A series of misfortunes and specifically an arson attack on the old post office had forced the author editor, book designer and publisher to leave her life and work in Sydney (and her children who were now grown up) and return to defend and save the old telegraph and post office which was under threat and at great risk of being lost.  It was her home the only one she had ever owned and she knew how fortunate she and her children were to own it). There had been problems with the insurance company that did not repair the cottage so it could be rented out again, and had not paid her rent loss payments until over two years later, and at the same time and from then on she had been forced to take out large top up loans to her mortgage beyond her means, by the Commonwealth Bank.
     This meant her mortgage almost doubled and she was unable to make ends meet.
     Developers were buying up old cottages left, right and centre on the street and all around and real estate flyers flooded the mailbox daily. There was a boom in property development in the coastal port.
The builders hired by the Commonwealth Bank insurance arm, Comminsure, had left the house in a terrible condition.  Three times she had had to buy locks for the back door; each time they were removed when the builders were in there. Her house was vandalized. When she returned she brought with her a large bolt, and a power drill.
     She stood her ground. Painted, repaired, scraped the paint splattered all over the polished boards by the painters hired by the insurance company. Did what she could herself. Commuted for three years back to Sydney to work.
     But then, she damaged her back and legs from carrying books and papers.
     But then, her contract at the university was not renewed.
     There were many difficulties.
     She decided to start up a publishing house in the cottage to publish first her own books, novels and musico-literary studies, then if she as able to do that, those of others.
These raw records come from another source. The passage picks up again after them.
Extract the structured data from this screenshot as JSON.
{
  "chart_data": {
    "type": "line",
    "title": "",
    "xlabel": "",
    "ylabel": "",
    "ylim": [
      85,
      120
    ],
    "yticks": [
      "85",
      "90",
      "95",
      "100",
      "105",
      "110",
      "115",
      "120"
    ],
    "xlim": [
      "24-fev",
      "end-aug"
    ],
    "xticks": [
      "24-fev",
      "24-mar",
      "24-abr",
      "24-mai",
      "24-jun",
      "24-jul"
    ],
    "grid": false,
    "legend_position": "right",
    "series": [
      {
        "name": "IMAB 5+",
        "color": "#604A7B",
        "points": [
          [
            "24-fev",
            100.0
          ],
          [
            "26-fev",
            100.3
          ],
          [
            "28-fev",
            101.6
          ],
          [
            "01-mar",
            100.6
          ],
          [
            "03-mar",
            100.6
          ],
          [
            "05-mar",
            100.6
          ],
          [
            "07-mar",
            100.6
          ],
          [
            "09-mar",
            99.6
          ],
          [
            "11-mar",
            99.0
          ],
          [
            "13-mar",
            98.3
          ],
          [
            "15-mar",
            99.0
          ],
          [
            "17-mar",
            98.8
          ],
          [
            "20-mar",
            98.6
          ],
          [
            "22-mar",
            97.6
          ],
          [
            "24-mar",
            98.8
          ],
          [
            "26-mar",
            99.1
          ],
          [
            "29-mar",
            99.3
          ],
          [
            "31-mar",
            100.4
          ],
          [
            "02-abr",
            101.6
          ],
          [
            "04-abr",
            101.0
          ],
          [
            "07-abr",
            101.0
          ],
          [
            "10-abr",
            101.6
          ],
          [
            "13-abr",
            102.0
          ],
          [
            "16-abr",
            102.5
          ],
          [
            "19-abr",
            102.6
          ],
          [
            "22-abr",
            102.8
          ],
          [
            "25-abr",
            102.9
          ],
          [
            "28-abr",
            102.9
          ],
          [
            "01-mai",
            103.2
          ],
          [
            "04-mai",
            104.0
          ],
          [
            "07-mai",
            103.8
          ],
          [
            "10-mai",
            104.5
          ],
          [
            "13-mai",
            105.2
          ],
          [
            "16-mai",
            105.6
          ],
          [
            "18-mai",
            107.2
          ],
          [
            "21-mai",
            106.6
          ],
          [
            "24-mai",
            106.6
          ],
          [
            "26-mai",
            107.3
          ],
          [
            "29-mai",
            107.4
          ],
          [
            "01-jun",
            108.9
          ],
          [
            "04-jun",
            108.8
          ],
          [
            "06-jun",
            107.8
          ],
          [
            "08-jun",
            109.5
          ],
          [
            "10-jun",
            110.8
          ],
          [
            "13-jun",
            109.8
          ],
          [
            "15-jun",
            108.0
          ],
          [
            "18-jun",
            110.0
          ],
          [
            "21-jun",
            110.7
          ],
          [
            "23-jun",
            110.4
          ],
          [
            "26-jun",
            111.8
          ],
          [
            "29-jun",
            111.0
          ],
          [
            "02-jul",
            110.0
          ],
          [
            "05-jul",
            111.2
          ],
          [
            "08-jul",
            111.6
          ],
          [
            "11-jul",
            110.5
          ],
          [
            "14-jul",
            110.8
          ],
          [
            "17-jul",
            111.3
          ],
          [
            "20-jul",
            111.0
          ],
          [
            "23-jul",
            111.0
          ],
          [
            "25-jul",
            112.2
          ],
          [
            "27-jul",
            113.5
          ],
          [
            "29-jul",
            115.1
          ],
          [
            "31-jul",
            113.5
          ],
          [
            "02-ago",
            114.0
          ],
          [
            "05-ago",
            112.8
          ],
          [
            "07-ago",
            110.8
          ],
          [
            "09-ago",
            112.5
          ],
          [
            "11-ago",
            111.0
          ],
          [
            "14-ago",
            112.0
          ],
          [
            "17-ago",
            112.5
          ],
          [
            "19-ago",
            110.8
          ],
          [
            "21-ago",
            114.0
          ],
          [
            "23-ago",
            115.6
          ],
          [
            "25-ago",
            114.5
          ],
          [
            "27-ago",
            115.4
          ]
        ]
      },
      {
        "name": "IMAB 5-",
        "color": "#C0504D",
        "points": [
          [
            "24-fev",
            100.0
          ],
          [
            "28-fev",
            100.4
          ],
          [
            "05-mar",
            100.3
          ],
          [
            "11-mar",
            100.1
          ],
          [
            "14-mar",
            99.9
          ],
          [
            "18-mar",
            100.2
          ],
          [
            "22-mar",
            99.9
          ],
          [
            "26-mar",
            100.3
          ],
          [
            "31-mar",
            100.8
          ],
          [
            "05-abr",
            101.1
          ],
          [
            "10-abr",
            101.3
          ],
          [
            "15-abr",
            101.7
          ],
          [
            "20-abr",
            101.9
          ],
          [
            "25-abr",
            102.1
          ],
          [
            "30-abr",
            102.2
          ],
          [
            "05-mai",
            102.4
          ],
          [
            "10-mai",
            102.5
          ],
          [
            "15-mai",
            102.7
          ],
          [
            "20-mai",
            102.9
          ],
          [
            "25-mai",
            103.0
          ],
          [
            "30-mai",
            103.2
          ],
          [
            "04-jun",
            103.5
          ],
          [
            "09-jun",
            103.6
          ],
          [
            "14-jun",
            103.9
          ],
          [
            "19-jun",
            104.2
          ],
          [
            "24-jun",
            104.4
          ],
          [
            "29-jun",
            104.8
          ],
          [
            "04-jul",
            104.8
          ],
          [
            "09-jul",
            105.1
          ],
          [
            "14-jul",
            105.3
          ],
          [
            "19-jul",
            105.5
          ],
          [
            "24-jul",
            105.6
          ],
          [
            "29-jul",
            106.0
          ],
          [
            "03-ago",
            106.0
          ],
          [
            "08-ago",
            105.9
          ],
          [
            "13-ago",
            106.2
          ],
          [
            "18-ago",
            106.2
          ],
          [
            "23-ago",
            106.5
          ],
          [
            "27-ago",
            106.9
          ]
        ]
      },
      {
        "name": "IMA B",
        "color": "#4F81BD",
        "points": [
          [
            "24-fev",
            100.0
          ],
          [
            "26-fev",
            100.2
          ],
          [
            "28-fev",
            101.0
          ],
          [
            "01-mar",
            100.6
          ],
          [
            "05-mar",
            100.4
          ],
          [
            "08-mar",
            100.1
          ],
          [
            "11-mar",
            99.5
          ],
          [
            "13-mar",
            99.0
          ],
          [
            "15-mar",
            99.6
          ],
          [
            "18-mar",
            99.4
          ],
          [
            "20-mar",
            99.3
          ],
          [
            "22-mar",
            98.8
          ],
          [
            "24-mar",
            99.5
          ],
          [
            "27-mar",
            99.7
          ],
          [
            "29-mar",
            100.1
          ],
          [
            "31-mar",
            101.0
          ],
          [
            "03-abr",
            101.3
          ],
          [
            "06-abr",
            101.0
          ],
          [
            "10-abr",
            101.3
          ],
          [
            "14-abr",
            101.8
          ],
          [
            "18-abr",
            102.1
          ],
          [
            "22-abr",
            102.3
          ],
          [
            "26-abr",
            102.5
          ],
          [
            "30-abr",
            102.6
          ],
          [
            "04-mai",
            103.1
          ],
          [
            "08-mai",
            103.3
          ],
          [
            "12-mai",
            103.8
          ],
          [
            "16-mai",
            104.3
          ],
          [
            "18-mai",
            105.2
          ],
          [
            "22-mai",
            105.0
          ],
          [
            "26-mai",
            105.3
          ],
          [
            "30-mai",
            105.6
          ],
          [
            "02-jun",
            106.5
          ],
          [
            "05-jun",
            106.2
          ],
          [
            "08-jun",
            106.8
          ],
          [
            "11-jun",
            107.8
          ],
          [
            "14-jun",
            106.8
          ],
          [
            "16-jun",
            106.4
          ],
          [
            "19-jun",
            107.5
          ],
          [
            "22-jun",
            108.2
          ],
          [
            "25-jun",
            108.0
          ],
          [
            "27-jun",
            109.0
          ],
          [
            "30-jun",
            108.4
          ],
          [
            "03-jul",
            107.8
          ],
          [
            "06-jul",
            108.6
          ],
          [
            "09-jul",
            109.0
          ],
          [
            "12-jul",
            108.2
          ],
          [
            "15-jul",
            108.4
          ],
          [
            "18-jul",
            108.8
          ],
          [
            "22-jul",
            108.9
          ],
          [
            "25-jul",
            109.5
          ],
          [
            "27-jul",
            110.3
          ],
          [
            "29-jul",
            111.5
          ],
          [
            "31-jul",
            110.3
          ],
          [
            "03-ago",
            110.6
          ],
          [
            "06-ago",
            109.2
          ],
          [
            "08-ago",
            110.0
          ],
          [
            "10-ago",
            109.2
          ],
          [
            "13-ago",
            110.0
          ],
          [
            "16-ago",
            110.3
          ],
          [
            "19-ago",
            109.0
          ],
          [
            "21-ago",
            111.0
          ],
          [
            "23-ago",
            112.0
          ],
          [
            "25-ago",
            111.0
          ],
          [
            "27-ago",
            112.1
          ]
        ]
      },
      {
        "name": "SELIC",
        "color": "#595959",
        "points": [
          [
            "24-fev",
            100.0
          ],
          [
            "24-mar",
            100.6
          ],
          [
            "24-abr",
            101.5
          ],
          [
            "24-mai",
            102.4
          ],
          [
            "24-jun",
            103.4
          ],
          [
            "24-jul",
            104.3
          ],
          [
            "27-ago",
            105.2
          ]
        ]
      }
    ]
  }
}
She knew how to write, now she learnt how to design, layout, format using professional software and publish paperbacks, hardcover books and ebooks, and distribute these globally.  
     And she published her books, the first novel in the Australian Fugue series, The Antipode Room, and its mystery genre version Missing, and her book based on her PhD, The Writer’s Fugue. 

The Challenge

Yet she and PostMistress Press have faced and face now a very similar challenge and threat, as that faced by the postmistress who lived and worked here in the telegraph and post office 140 years ago.  The business costs more to run than it is making. The threats are real. The challenge is to keep going.

The Journey

Yet since the beginning the anthology project has been a part of this journey into publishing. It has created a community online as all the authors and artists have been contacted and contributions solicited through social media (facebook) and email. They are former colleagues from university, peers from the literary art world, and former life as an art writer, friends and family.
The starting themes were those of satellite communication which could be used a metaphors, UFOs, aliens, spacecraft, telepathy and fugue, science fiction and speculative fiction. As all this was done via social media that too became a theme.
     Escape Artists emerged as a title, one night, in the making. It has been taken to by the authors and artists and resonates. It evokes escapology, reading, writing and publishing as a means to escape the privations and constraints and challenges, to bring meaning to the noisy hullaballoo of the world; the meaning bestowed by the individual writer, poet, and artists in their journeys. E-scape also connotes the new fuguescapes of electronic communication.

Altogether the journey of the anthology has been that of a book adventure in the making that echoes in inspiration and a strange parallel science fiction ghosting its origins in the place where there once was a telegraph and post office run by a postmistress.